Ideias perigosas circulavam pela minha cabeça e andar ajudou a coloca-las no lugar.

Na caminhada percebi que a maioria das lojas tinha grades grossas e câmeras para segurança. São Paulo costumava ser mais amigável na minha época. Hoje, parecia comum os vendedores olharem com suspeita para quem entrava no comércio. Os olhares deles me acompanhavam para ter certeza de que não roubaria.

— Interessado em algo, senhor? - Perguntou a vendedora, com um sorriso gentil.

Ela devia ter o dobro da minha idade, andava com dificuldade e um dos olhos era cego. Olhou para as máscaras que eu observava e pegou uma delas.

Não sei como parei naquela loja, apenas deixei me levar.

— Essa daqui é de seda - disse ela - A maioria dos casais compram quando querem...

— Não estou interessado nesse tipo de coisa - cortei.

Ela ergueu uma sobrancelha e guardou a máscara.

A loja de fantasias estava às moscas, as roupas na vitrine não eram chamativas, mas aquelas máscaras me fisgaram.

—Essa aqui vale para todas as ocasiões - ela falou, me entregando outra.

Fui para frente do espelho e me senti ridículo com aquilo.

Se fosse algo feito pelo Yuri, talvez tivesse outro efeito, mas ali parecia que aquele objeto não fazia parte de mim. Por isso desisti de usá-lo.

— Quer saber, acho que não preciso de máscara. - decidi - Pode trazer aquele cachecol preto para mim?

Despertei ainda mais o interesse da velhinha, porque ela deu meia volta e foi o mais rápido que conseguia - fraca e um pouco manca - até a prateleira que apontei.

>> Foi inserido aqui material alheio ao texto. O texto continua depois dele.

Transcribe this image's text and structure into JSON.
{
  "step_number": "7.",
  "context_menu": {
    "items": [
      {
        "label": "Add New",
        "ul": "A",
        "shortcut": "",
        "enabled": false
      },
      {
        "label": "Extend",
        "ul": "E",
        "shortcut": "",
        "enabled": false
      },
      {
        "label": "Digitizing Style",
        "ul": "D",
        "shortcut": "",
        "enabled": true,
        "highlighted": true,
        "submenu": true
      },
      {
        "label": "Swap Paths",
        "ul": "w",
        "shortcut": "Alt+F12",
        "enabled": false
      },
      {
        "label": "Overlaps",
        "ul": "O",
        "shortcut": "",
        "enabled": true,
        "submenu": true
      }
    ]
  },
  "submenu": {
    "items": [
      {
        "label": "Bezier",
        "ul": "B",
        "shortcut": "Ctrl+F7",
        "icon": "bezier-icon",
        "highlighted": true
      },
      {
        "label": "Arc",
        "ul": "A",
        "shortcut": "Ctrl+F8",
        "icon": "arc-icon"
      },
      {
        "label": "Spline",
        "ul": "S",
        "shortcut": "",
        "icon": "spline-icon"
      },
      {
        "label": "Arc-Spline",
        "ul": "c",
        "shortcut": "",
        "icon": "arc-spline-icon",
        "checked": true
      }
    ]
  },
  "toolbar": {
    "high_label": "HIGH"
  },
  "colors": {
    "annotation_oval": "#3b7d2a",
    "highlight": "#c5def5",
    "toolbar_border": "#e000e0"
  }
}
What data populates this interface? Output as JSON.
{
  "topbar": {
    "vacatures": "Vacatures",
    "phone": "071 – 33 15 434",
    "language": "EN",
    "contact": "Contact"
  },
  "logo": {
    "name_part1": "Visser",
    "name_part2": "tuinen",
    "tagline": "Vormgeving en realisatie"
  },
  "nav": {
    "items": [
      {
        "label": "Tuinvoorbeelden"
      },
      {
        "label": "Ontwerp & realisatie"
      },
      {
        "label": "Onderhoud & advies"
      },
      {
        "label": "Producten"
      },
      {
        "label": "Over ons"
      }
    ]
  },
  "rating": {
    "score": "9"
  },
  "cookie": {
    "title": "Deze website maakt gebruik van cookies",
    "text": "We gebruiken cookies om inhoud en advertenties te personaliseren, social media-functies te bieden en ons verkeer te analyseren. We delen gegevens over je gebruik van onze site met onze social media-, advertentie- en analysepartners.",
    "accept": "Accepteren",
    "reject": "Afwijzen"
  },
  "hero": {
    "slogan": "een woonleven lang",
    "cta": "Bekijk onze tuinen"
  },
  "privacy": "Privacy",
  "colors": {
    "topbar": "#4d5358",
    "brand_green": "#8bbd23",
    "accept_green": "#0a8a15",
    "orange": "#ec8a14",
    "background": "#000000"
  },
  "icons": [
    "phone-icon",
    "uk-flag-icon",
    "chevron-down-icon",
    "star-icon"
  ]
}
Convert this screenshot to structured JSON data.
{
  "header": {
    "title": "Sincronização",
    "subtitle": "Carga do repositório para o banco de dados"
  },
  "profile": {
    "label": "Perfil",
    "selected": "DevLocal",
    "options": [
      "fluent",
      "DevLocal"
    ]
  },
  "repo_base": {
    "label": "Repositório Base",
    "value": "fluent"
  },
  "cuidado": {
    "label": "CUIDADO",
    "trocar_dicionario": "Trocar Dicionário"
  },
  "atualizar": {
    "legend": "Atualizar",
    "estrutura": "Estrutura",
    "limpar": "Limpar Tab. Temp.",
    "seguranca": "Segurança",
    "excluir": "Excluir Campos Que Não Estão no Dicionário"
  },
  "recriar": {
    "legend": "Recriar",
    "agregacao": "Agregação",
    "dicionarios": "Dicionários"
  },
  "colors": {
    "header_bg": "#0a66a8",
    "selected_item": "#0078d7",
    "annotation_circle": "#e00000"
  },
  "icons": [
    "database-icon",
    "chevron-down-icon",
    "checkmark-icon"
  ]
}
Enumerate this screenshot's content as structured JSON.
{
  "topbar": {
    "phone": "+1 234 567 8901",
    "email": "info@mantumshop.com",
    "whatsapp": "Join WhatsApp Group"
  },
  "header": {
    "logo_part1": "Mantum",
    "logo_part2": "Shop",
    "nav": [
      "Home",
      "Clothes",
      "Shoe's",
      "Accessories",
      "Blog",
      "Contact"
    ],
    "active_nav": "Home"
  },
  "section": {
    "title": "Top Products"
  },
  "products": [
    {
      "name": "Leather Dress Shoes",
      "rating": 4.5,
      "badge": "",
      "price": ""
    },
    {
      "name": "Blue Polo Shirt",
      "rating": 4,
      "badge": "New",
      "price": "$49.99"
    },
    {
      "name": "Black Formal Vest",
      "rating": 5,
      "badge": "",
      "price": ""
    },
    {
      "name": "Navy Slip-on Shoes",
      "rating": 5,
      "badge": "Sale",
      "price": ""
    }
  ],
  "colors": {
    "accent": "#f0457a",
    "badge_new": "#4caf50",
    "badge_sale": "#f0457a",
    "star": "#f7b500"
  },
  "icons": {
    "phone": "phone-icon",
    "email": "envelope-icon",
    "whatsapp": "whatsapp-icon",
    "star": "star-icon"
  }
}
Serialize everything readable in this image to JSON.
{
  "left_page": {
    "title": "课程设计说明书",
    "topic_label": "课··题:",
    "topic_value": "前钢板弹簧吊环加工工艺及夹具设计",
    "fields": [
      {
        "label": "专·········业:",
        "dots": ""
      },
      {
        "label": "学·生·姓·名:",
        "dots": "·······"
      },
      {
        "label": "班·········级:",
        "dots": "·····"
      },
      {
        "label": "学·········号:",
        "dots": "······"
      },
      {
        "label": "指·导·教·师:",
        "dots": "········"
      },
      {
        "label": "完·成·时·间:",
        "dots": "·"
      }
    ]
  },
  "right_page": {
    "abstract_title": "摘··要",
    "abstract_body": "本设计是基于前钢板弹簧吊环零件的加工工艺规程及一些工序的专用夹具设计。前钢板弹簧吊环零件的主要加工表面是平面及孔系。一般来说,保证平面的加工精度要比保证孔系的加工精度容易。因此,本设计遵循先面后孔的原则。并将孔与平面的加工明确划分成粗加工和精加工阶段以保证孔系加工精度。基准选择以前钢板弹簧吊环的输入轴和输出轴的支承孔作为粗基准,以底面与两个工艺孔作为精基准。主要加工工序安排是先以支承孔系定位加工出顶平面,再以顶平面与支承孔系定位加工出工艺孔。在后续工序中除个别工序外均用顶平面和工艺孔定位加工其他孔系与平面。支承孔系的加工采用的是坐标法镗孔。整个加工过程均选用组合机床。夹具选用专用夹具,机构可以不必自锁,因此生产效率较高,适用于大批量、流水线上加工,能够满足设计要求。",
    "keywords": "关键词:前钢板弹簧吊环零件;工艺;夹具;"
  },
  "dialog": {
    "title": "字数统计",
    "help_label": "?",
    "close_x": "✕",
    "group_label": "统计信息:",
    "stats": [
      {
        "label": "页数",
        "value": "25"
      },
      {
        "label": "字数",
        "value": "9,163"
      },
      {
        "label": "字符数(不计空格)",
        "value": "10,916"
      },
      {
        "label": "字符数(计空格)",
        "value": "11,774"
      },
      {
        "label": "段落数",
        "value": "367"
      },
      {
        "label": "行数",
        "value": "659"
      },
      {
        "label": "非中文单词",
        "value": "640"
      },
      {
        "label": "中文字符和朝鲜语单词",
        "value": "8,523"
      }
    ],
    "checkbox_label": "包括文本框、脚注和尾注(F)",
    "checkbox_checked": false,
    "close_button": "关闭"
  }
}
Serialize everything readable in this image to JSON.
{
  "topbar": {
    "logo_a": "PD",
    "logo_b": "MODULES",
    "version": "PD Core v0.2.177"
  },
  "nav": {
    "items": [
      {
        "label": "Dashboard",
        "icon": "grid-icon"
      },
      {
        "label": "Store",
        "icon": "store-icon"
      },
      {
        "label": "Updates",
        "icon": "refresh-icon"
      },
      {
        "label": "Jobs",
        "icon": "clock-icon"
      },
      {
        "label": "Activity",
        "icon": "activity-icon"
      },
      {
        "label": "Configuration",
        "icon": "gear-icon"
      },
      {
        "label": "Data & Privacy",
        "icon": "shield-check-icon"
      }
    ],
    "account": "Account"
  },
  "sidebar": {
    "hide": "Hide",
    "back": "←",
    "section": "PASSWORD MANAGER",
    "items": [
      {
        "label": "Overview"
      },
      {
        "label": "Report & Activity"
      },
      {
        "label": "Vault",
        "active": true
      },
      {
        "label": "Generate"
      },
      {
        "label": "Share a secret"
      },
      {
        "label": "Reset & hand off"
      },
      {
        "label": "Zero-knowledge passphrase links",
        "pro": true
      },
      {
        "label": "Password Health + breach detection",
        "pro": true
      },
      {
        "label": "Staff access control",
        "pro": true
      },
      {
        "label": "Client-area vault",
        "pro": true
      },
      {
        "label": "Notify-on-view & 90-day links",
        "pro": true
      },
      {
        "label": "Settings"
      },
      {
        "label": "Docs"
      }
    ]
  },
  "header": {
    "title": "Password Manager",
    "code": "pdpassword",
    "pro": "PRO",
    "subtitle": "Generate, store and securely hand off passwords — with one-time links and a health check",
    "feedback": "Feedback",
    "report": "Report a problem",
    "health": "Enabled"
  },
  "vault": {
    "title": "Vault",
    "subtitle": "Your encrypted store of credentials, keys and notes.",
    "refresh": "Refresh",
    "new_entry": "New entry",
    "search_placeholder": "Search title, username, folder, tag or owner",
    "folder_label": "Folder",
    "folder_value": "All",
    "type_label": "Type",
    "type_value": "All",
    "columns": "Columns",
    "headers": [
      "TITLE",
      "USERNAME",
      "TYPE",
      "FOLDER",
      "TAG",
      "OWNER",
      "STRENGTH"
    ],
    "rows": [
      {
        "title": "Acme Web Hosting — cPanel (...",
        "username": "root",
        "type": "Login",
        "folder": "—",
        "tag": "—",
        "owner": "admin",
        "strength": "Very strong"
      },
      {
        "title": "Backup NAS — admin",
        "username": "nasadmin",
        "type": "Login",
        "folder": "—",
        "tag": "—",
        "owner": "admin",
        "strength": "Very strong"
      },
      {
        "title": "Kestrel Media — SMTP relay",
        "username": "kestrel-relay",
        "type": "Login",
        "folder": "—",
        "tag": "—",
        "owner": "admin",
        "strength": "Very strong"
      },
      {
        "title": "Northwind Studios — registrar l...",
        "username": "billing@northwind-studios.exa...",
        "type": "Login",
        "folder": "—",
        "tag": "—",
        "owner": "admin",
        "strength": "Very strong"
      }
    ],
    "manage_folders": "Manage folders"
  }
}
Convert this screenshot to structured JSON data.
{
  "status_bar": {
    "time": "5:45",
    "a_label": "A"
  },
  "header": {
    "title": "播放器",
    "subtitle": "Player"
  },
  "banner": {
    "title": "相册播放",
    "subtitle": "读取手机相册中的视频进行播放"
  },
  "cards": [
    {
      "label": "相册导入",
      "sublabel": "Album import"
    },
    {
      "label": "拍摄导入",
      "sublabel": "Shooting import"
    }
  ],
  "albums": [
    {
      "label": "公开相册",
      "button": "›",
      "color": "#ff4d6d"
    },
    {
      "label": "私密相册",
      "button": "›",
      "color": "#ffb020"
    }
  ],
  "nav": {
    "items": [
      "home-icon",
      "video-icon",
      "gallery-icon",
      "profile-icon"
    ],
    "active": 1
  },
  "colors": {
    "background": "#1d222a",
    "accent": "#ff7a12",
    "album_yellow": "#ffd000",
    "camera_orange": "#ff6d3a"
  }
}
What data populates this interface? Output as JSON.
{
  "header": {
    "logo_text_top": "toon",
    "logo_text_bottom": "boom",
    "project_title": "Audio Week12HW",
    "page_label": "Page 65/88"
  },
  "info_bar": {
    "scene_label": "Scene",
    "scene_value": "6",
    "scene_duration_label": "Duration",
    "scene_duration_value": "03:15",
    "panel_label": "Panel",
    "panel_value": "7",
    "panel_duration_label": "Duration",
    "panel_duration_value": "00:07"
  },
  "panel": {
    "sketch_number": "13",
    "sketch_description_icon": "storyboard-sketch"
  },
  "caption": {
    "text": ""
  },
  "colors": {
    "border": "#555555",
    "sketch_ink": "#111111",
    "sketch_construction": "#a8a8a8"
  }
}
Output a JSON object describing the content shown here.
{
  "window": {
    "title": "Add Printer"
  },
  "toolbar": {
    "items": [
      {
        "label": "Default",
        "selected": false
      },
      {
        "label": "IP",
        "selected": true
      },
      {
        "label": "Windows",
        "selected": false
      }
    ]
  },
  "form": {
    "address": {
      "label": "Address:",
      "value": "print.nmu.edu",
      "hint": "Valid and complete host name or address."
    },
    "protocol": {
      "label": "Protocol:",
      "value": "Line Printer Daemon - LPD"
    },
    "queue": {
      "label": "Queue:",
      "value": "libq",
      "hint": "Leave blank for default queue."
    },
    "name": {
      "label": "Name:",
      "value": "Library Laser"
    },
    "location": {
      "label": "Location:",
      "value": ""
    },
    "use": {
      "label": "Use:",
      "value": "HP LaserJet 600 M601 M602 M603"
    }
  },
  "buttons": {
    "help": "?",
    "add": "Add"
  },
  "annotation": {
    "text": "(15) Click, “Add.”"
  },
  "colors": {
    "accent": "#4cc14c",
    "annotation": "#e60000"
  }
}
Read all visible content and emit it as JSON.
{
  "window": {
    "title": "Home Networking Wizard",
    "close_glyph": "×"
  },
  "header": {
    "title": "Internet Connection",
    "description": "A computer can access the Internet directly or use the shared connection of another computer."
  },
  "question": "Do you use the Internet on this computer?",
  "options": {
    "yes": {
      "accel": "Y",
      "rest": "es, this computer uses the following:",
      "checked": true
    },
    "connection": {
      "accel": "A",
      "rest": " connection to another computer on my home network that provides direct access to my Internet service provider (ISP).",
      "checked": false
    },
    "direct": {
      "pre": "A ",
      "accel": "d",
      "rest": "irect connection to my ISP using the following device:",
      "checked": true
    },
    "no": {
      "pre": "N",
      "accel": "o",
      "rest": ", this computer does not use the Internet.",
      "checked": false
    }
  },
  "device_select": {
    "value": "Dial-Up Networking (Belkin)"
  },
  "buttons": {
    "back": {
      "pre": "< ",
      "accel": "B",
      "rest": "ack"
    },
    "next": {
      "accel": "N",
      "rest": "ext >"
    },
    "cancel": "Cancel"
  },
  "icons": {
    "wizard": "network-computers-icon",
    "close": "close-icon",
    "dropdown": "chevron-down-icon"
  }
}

—Não é tão barato quanto as máscaras, mas talvez te agrade. Não me recordo do material que é feito, porém é resistente. Caso vá a um lugar onde seja preciso manter a identidade segura sugiro que enrole ao redor do rosto, para tapar o nariz e a boca. Pode amarrar bem.

—É um pouco grande.

— Esconde boa parte do rosto. Além do mais é de ótima qualidade, o tecido não rasga facilmente.

— Parece bom para mim... - tentei disfarçar meu apreço - Pretendo usar... Para uma festa a fantasia.

— Tenho certeza que será um evento muito divertido.

— Sim, com certeza será.

Comprei o cachecol e voltei para a praça. Esconderia meu rosto com ele, usaria um capuz e pronto. Minha identidade estaria protegida para qualquer loucura que estaria disposta a fazer. Pois acreditem, sempre fui longe quando o assunto era me envolver em confusão.